Une fois que je repris ma
position assise et que la vie fut revenue sur mon visage, le médecin se leva à
nouveau de son siège et s’approcha de moi. Lei
diventa grossa. Mot pour mot, cela signifie Vous devenez grosse. Au présent. L’homme voulait dire qu’avec trois
bébés, j’allais devenir grosse dans un avenir plutôt rapproché, mais au lieu de
parler au futur, il s’exprimait comme si cela était en train de se produire à
l’instant même. Je rigolai. Lui pas. Il répéta au moins trois fois Lei diventa grossa. Il ne disait pas
cela pour m’insulter, seulement pour me prévenir des dangers éventuels. Il serait vraiment important que vous
commenciez des exercices de respiration dès maintenant et que vous fassiez du
sport. C’est primordial. Parce que lei diventa grossa. OK, merci, c’est
beau, j’ai compris. Je vais avoir l’air d’une baleine dans pas long et les
baleines ont plus de chance de survie lorsqu’elles savent comment inspirer et
expirer convenablement.
Plus tard, F. m’a expliqué que le
médecin s’était exprimé ainsi, en utilisant le présent plutôt que le futur,
parce qu’il était romain et que les gens de Rome ont cette particularité de
langage. Pour ma part, je dois avouer que je n’avais pas reconnu son accent
romain, tandis que j’avais des étoiles qui me poussaient autour de la tête et
que mon corps cherchait une parcelle de sol où s’effondrer.
Avant de quitter le restaurant, nous
nous sommes arrêtés à la table du docteur pour le remercier d’avoir pris soin
de moi. Mon beau-père lui serra la main en lui disant et j’ai l’honneur de m’adresser au docteur… ? Ce dernier
répondit Professore. Sono il professore
Chose Binouche. Scusez pardon. Mon médecin de famille n’était pas seulement
docteur, il était PROFESSEUR, donc une coche supérieure aux vulgaires
détenteurs d’un doctorat en médecine. Une fois à l’extérieur, Lorena, une amie
de la famille qui nous accompagnait pour souper et qui n’a pas la langue dans
sa poche, a lancé Professore. No ma, vai
a cagare! (Professeur, non mais, va donc chier !)
S’il y avait effectivement
quelque chose d’hautain dans la manière dont cet homme s’était présenté à nous
(ce qui a enlevé beaucoup de crédibilité à sa gentillesse), il faut savoir que
c’est une réaction plutôt normale venant de la part d’un dottore italiano. En
italien, les titres sont très importants.

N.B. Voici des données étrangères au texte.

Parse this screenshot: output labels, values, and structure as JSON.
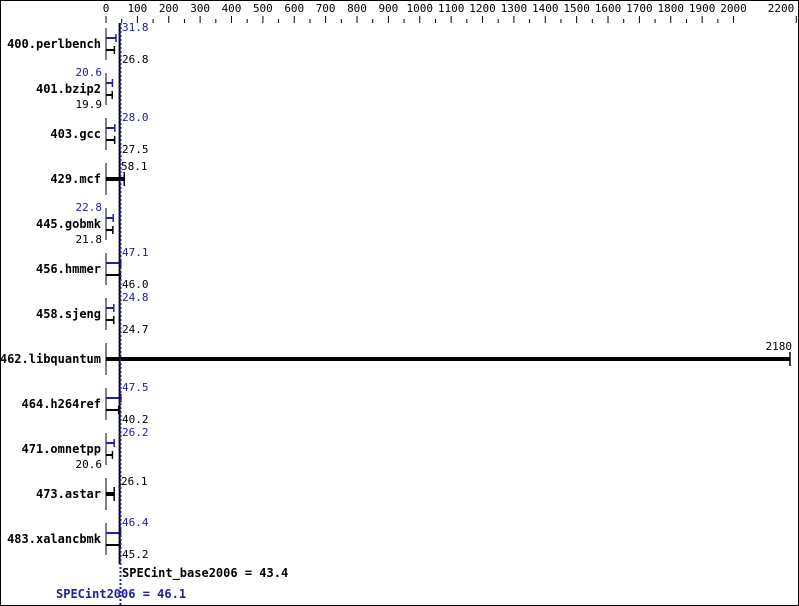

Tous les gens qui possèdent un
doctorat, peu importe en quoi, se font appeler dottore et généralement, c’est même inscrit sur leur boîte aux
lettres ou sur la porte de leur maison – Sachez qu’ici réside le Dottore
Ti-Coune Spaghetti. Les Italiens ne sont pas seulement respectueux vis-à-vis
des personnes portant un titre comme celui de docteur, ils sont carrément
déférents. Personnellement, ça me fait rigoler. Pourtant, je suis quelqu’un de
très poli qui vouvoie les gens qu’elle ne connaît pas. Seulement, je ne suis
pas hypocrite. Je ne fais pas semblant que ça m’impressionne que quelqu’un ait fait
des études en médecine, un doctorat en botanique ou un autre en théologie
indienne. Félicitations mon pet, tes parents avaient beaucoup d’argent et ont
pu t’envoyer dans une bonne université lorsque tu étais jeune, devrais-je te
lécher les fesses pour autant ? La meilleure, c’est la manière dont les
étudiants d’une université, justement, doivent s’adresser au recteur ; ce
dernier n’est pas seulement Monsieur le recteur, non, non : il est il Magnifico Rettore (le Magnifique
recteur). Ce n’est pas une blague. Laissez-moi rire quand même.

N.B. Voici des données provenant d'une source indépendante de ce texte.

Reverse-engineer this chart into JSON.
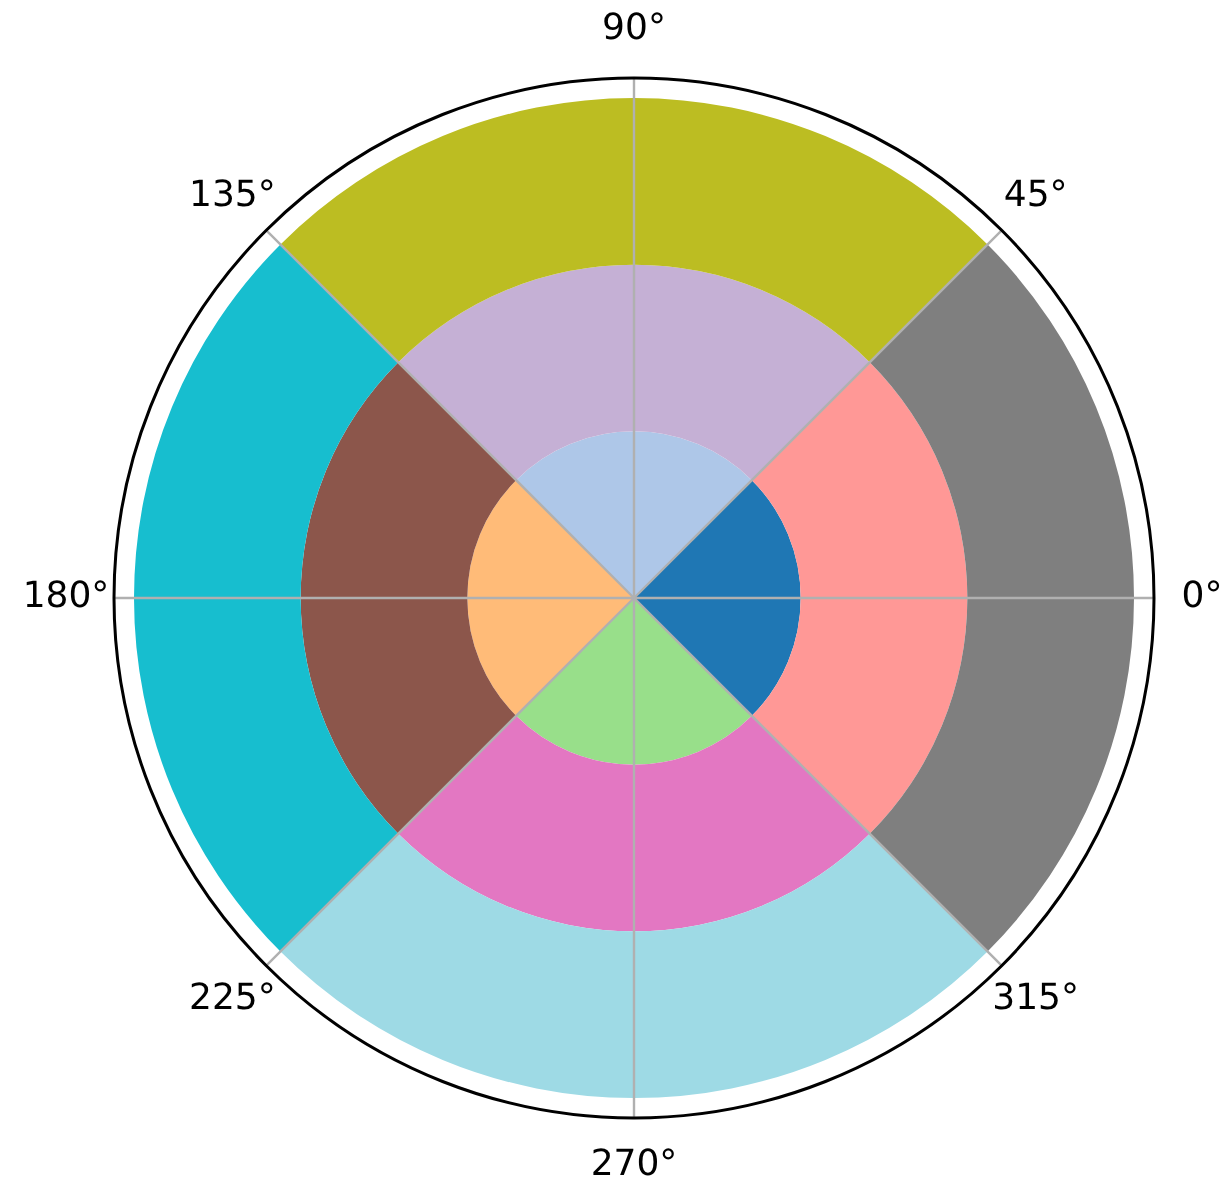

Quand mes enfants grandiront, un
jour, je leur raconterai peut-être cette histoire. Je leur dirai que lorsqu’ils
étaient à l’intérieur de mon ventre, ils me donnaient parfois un peu de fil à
retordre et qu’un certain soir, alors que je ne me sentais pas bien, un gentil Professore a pris soin de moi. Un professeur ? Tu veux dire une
maîtresse d’école, comme madame Solange ? Oui, c’est ça, ma chouette.
Maman a été sauvée par une maîtresse d’école.